C. Employers of agricultural or aquacultural laborers, if the employer maintains an employer's liability insurance policy with total limits of not less than $100,000 multiplied by the number of full-time equivalent agricultural or aquacultural laborers employed by that employer and medical payment coverage of not less than $5,000, and either:

(1) The employer has 6 or fewer concurrently employed agricultural or aquacultural laborers; or

(2) The employer has more than 6 agricultural or aquacultural laborers but the total number of hours worked by all such laborers in a week does not exceed 240 and has not exceeded 240 at any time during the 52 weeks immediately preceding an injury.

For purposes of this paragraph, seasonal and casual workers, immediate family members of unincorporated employers and immediate family members of bona fide owners of at least 20% of the voting stock of an incorporated employer are not considered agricultural or aquacultural laborers. "Immediate family members" means parents, spouses, brothers, sisters and children and the spouses of parents, brothers, sisters and children.

The burden of proof to establish an exempt status under this subsection is on the employer claiming the exemption.

Sec. 5. 39-A MRSA §401, sub-§2,  as enacted by PL 1991, c. 885, Pt. A, §8 and affected by §§9 to 11, is amended to read:

2. Governmental bodies.  The State and every county, city and town is subject to this Act and shall secure the payment of compensation in conformity with sections 402 to 407 by purchasing a workers' compensation policy or self-insuring as set forth in section 403.

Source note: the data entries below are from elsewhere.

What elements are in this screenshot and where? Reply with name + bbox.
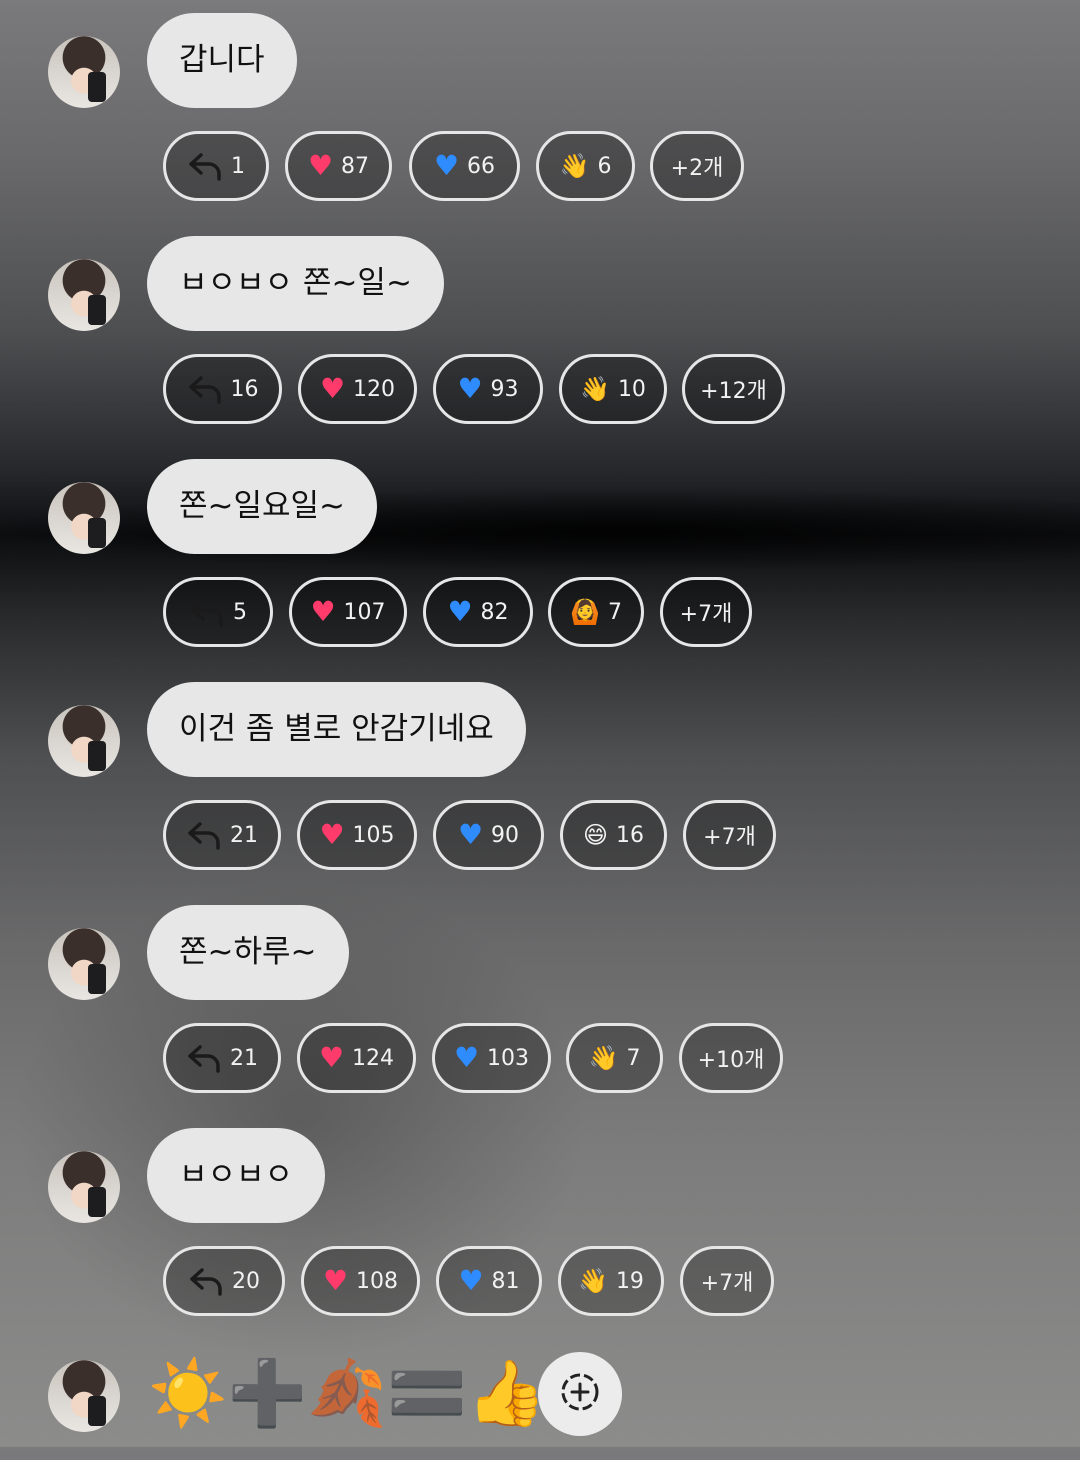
avatar[interactable]: [48, 705, 120, 777]
red-heart-icon: ♥: [319, 818, 345, 851]
more-reactions-button[interactable]: +7개: [660, 577, 752, 647]
reaction-red-heart[interactable]: ♥ 124: [297, 1023, 416, 1093]
message-bubble[interactable]: 쫀~하루~: [147, 905, 349, 1000]
reply-button[interactable]: 1: [163, 131, 269, 201]
reply-button[interactable]: 21: [163, 1023, 281, 1093]
red-heart-icon: ♥: [307, 149, 334, 182]
avatar[interactable]: [48, 1360, 120, 1432]
add-reaction-button[interactable]: [538, 1352, 622, 1436]
message-bubble[interactable]: ㅂㅇㅂㅇ: [147, 1128, 326, 1223]
blue-heart-icon: ♥: [453, 1041, 480, 1074]
reaction-blue-heart[interactable]: ♥ 90: [433, 800, 544, 870]
more-reactions-button[interactable]: +7개: [680, 1246, 774, 1316]
waving-hand-icon: 👋: [580, 375, 610, 403]
red-heart-icon: ♥: [319, 372, 346, 405]
reaction-blue-heart[interactable]: ♥ 81: [436, 1246, 542, 1316]
add-reaction-icon: [558, 1370, 602, 1418]
message-bubble[interactable]: 이건 좀 별로 안감기네요: [147, 682, 526, 777]
grinning-face-icon: 😄: [582, 821, 609, 849]
reaction-blue-heart[interactable]: ♥ 103: [432, 1023, 551, 1093]
reaction-red-heart[interactable]: ♥ 108: [301, 1246, 420, 1316]
red-heart-icon: ♥: [318, 1041, 345, 1074]
blue-heart-icon: ♥: [447, 595, 473, 628]
reaction-emoji[interactable]: 👋 6: [536, 131, 635, 201]
blue-heart-icon: ♥: [457, 372, 483, 405]
reaction-red-heart[interactable]: ♥ 120: [298, 354, 417, 424]
message-bubble[interactable]: ㅂㅇㅂㅇ 쫀~일~: [147, 236, 444, 331]
reply-button[interactable]: 21: [163, 800, 281, 870]
reply-arrow-icon: [188, 1266, 224, 1296]
more-reactions-button[interactable]: +7개: [683, 800, 776, 870]
reaction-red-heart[interactable]: ♥ 107: [289, 577, 407, 647]
emoji-message[interactable]: ☀️➕🍂🟰👍: [148, 1356, 546, 1432]
reaction-blue-heart[interactable]: ♥ 66: [409, 131, 520, 201]
blue-heart-icon: ♥: [433, 149, 460, 182]
message-bubble[interactable]: 쫀~일요일~: [147, 459, 378, 554]
more-reactions-button[interactable]: +12개: [682, 354, 785, 424]
reply-button[interactable]: 20: [163, 1246, 285, 1316]
message-bubble[interactable]: 갑니다: [147, 13, 297, 108]
reply-button[interactable]: 16: [163, 354, 282, 424]
red-heart-icon: ♥: [322, 1264, 349, 1297]
reaction-emoji[interactable]: 👋 19: [558, 1246, 664, 1316]
reaction-blue-heart[interactable]: ♥ 82: [423, 577, 533, 647]
reply-arrow-icon: [187, 151, 223, 181]
avatar[interactable]: [48, 259, 120, 331]
reaction-emoji[interactable]: 👋 10: [559, 354, 667, 424]
reaction-emoji[interactable]: 😄 16: [560, 800, 667, 870]
blue-heart-icon: ♥: [458, 1264, 484, 1297]
reaction-red-heart[interactable]: ♥ 105: [297, 800, 417, 870]
avatar[interactable]: [48, 1151, 120, 1223]
reply-arrow-icon: [189, 597, 225, 627]
avatar[interactable]: [48, 482, 120, 554]
waving-hand-icon: 👋: [578, 1267, 608, 1295]
avatar[interactable]: [48, 36, 120, 108]
waving-hand-icon: 👋: [588, 1044, 619, 1072]
reply-arrow-icon: [187, 374, 223, 404]
reaction-blue-heart[interactable]: ♥ 93: [433, 354, 543, 424]
reaction-red-heart[interactable]: ♥ 87: [285, 131, 392, 201]
red-heart-icon: ♥: [310, 595, 336, 628]
reply-arrow-icon: [186, 820, 222, 850]
blue-heart-icon: ♥: [457, 818, 484, 851]
reply-button[interactable]: 5: [163, 577, 273, 647]
waving-hand-icon: 👋: [559, 152, 590, 180]
more-reactions-button[interactable]: +10개: [679, 1023, 783, 1093]
avatar[interactable]: [48, 928, 120, 1000]
person-heart-hands-icon: 🙆: [570, 598, 600, 626]
reaction-emoji[interactable]: 👋 7: [566, 1023, 663, 1093]
reply-arrow-icon: [186, 1043, 222, 1073]
reaction-emoji[interactable]: 🙆 7: [548, 577, 644, 647]
more-reactions-button[interactable]: +2개: [650, 131, 744, 201]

Sec. 6. 39-A MRSA §401, sub-§3,  as amended by PL 1999, c. 364, §5, is further amended to read:

3. Failure to conform.  The failure of any private employer or of any person engaged in harvesting forest products not exempt under subsection 1 or of any governmental body, as defined in subsection 2, to procure insurance coverage for secure the payment of compensation pursuant to sections 402 to 407 with respect to all employees by purchasing a workers' compensation policy or self-insuring as set forth in section 403 constitutes failure to secure payment of compensation provided for by this Act within the meaning of section 324, subsection 3, and subjects the employer or a person engaged in harvesting forest products to the penalties prescribed by that section. For purposes of this subsection, the term "insurance coverage" includes authorization by the Superintendent of Insurance to self-insure. An employer that purchases a workers' compensation policy or self-insures as set forth in section 403 and misclassifies one or more employees as independent contractors has not complied with the coverage provisions of this Act and is subject to all applicable penalties for failure to secure payment of compensation with respect to all misclassified employees.

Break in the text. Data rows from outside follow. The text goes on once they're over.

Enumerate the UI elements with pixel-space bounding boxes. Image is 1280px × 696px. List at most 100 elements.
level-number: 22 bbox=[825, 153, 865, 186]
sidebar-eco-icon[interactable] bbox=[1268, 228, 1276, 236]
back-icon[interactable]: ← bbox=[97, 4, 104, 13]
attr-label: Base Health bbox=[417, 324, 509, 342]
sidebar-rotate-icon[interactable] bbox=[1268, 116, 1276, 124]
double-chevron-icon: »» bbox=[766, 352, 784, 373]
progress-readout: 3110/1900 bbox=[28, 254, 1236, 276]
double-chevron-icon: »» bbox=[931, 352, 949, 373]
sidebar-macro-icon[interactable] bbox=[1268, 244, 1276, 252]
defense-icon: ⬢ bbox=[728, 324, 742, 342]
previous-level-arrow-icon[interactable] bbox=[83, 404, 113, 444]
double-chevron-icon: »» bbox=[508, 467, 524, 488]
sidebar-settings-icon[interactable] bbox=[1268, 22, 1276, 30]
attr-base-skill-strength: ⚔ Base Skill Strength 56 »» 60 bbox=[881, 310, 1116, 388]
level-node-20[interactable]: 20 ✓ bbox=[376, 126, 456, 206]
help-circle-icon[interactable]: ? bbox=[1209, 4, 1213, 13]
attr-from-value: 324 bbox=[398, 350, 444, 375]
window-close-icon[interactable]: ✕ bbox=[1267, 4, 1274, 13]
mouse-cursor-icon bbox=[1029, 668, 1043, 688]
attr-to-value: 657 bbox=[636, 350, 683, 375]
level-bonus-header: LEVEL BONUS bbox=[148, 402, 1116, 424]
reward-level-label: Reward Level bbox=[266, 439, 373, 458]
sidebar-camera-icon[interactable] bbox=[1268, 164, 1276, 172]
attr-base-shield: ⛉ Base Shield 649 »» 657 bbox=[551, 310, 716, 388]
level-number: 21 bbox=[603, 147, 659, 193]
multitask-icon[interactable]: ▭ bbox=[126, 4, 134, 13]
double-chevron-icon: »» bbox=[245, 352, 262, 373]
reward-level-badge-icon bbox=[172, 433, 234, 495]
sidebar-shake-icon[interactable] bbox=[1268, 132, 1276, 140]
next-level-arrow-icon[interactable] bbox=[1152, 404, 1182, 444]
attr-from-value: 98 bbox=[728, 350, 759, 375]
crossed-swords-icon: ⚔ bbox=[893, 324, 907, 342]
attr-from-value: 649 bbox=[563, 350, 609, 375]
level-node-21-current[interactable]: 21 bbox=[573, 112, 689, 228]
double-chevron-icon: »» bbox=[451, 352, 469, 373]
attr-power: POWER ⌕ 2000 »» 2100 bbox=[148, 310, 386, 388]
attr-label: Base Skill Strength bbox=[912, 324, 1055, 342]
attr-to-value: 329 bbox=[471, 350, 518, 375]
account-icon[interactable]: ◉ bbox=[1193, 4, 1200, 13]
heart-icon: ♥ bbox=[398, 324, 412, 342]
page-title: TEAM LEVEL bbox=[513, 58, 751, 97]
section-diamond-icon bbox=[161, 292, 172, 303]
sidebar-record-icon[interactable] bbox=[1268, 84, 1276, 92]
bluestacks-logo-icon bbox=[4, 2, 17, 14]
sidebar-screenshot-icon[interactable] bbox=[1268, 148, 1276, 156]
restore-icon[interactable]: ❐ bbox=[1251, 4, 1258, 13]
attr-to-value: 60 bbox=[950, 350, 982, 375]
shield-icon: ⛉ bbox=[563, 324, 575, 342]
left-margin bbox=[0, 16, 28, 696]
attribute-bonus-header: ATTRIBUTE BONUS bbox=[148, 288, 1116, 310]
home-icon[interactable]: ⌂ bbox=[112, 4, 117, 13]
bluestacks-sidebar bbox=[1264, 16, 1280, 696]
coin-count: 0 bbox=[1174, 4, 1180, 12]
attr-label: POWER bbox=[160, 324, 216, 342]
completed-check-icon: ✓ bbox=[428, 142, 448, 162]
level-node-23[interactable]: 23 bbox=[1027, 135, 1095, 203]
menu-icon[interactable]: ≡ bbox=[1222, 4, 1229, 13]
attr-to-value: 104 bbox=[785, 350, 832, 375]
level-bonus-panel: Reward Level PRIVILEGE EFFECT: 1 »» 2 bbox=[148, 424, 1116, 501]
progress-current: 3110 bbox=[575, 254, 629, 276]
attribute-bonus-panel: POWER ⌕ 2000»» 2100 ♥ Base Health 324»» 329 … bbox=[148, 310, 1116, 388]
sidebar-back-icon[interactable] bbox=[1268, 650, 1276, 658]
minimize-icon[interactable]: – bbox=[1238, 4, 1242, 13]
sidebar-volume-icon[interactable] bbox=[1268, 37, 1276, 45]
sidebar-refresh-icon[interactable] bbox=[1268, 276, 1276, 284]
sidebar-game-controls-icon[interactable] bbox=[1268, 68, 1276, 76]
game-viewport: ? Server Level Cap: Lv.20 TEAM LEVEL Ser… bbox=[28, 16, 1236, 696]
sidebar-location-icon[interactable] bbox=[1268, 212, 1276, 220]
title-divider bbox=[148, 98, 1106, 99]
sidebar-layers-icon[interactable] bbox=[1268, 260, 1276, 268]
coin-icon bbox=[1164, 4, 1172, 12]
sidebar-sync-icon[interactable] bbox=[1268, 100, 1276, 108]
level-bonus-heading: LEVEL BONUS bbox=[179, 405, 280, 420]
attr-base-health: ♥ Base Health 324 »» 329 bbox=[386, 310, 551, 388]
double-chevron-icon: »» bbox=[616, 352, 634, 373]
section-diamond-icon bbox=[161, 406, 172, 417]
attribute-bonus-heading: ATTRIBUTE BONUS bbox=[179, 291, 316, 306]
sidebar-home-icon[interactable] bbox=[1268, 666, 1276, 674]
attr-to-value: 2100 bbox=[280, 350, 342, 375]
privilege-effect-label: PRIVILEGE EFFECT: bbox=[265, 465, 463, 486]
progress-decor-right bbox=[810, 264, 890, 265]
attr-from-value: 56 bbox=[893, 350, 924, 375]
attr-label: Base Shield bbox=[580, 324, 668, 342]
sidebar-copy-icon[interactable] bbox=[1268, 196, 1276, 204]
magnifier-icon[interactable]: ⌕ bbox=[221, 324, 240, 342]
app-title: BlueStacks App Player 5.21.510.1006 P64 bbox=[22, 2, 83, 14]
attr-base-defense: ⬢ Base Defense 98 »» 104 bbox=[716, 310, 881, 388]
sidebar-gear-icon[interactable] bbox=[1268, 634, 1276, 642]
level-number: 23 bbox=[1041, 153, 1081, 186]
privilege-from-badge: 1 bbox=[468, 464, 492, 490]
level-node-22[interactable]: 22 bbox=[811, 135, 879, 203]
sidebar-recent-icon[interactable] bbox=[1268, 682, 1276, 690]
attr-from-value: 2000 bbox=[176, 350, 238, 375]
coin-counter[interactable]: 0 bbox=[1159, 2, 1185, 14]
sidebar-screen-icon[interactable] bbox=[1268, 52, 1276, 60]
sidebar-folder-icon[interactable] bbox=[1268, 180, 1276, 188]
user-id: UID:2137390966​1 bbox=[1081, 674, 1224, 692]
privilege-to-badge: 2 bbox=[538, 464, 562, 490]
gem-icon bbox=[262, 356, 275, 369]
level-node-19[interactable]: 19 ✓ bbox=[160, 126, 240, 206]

Sec. 7. 39-A MRSA §407,  as enacted by PL 1991, c. 885, Pt. A, §8 and affected by §§9 to 11, is amended to read:

§ 407. Preservation of existing employer status

An employer with a currently approved workers' compensation policy or a currently accepted self-insurance workers' compensation policy under sections 401 to 407 is deemed to be in compliance with this Act until the expiration or cancellation date of the current assent based on the policy or plan that has misclassified one or more employees has failed to secure payment of compensation within the meaning of section 324, subsection 3 and is subject to the penalties prescribed by that section.

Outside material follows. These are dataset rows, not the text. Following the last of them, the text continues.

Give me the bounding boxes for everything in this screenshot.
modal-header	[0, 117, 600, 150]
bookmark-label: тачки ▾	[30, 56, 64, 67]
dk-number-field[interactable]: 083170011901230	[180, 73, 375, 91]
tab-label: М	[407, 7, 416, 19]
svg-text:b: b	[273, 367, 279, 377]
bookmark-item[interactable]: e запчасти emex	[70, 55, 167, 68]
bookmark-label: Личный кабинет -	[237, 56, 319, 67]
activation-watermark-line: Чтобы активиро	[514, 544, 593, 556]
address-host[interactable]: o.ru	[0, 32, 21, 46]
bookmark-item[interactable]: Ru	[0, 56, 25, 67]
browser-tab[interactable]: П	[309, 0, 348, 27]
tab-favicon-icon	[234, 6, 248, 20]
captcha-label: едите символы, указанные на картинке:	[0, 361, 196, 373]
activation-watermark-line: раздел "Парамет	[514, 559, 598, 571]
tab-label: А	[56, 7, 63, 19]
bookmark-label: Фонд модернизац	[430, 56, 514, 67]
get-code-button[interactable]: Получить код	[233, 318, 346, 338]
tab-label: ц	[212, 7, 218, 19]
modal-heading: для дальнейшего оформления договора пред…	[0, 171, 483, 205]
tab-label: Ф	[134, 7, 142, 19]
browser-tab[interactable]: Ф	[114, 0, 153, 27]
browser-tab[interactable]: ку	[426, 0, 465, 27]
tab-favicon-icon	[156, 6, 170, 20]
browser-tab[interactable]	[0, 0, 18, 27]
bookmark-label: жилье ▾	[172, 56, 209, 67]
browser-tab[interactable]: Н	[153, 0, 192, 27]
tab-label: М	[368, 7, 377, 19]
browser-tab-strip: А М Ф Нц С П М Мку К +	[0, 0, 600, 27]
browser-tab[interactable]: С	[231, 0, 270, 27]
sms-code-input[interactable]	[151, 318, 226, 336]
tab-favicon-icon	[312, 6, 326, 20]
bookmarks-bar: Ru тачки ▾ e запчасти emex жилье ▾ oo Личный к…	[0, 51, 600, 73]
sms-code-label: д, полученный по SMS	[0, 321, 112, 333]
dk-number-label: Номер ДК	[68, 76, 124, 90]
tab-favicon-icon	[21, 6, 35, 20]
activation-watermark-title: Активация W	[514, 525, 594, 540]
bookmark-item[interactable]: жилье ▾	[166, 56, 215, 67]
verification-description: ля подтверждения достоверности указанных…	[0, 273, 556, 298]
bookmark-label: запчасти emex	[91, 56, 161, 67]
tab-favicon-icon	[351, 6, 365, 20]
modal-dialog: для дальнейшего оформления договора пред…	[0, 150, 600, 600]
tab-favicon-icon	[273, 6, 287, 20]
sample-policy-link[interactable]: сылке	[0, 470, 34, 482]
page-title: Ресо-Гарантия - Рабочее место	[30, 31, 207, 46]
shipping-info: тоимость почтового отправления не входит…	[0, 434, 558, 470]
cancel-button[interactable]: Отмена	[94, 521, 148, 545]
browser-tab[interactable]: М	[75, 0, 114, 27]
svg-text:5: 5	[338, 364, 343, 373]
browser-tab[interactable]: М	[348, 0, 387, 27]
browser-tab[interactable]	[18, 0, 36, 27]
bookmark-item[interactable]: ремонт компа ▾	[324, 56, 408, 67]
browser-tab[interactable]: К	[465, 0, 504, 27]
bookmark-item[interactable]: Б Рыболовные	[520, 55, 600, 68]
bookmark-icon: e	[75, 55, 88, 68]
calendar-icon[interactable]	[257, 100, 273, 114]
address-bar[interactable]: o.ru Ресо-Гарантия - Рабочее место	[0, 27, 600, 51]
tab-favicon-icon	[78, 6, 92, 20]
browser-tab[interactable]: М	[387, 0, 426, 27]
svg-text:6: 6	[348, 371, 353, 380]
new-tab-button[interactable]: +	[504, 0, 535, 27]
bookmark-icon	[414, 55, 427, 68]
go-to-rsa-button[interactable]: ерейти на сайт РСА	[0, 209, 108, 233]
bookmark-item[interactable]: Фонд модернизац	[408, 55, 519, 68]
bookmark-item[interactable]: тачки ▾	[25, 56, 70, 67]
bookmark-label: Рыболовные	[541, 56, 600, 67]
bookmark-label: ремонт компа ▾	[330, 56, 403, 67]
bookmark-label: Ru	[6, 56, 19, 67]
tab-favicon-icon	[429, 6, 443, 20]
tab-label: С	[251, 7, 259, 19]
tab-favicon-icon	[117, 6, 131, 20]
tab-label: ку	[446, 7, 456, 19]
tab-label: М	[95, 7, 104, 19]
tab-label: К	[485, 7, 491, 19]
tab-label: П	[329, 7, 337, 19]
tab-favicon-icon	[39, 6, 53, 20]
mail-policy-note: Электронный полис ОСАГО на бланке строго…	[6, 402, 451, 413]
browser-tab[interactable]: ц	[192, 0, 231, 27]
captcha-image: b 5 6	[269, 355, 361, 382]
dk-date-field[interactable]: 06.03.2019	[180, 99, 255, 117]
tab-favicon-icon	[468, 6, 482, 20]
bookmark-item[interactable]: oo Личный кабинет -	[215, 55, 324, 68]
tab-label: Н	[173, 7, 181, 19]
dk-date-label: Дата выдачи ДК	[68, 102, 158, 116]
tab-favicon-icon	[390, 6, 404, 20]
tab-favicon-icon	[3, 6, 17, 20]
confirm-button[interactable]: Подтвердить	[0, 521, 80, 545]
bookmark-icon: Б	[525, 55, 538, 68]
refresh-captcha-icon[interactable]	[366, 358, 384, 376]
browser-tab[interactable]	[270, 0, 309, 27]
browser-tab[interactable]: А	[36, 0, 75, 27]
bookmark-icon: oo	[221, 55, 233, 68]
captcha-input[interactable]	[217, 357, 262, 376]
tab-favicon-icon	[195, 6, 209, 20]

Sec. 8. Report. By January 15, 2017, the Workers' Compensation Board shall study the independent contractor predetermination provisions of the Maine Revised Statutes, Title 39-A and report to the joint standing committee of the Legislature having jurisdiction over labor matters any recommended legislation related to those provisions. The committee may report out a bill relating to the report to the First Regular Session of the 128th Legislature.

Effective 90 days following adjournment of the 127th Legislature, Second Regular Session, unless otherwise indicated.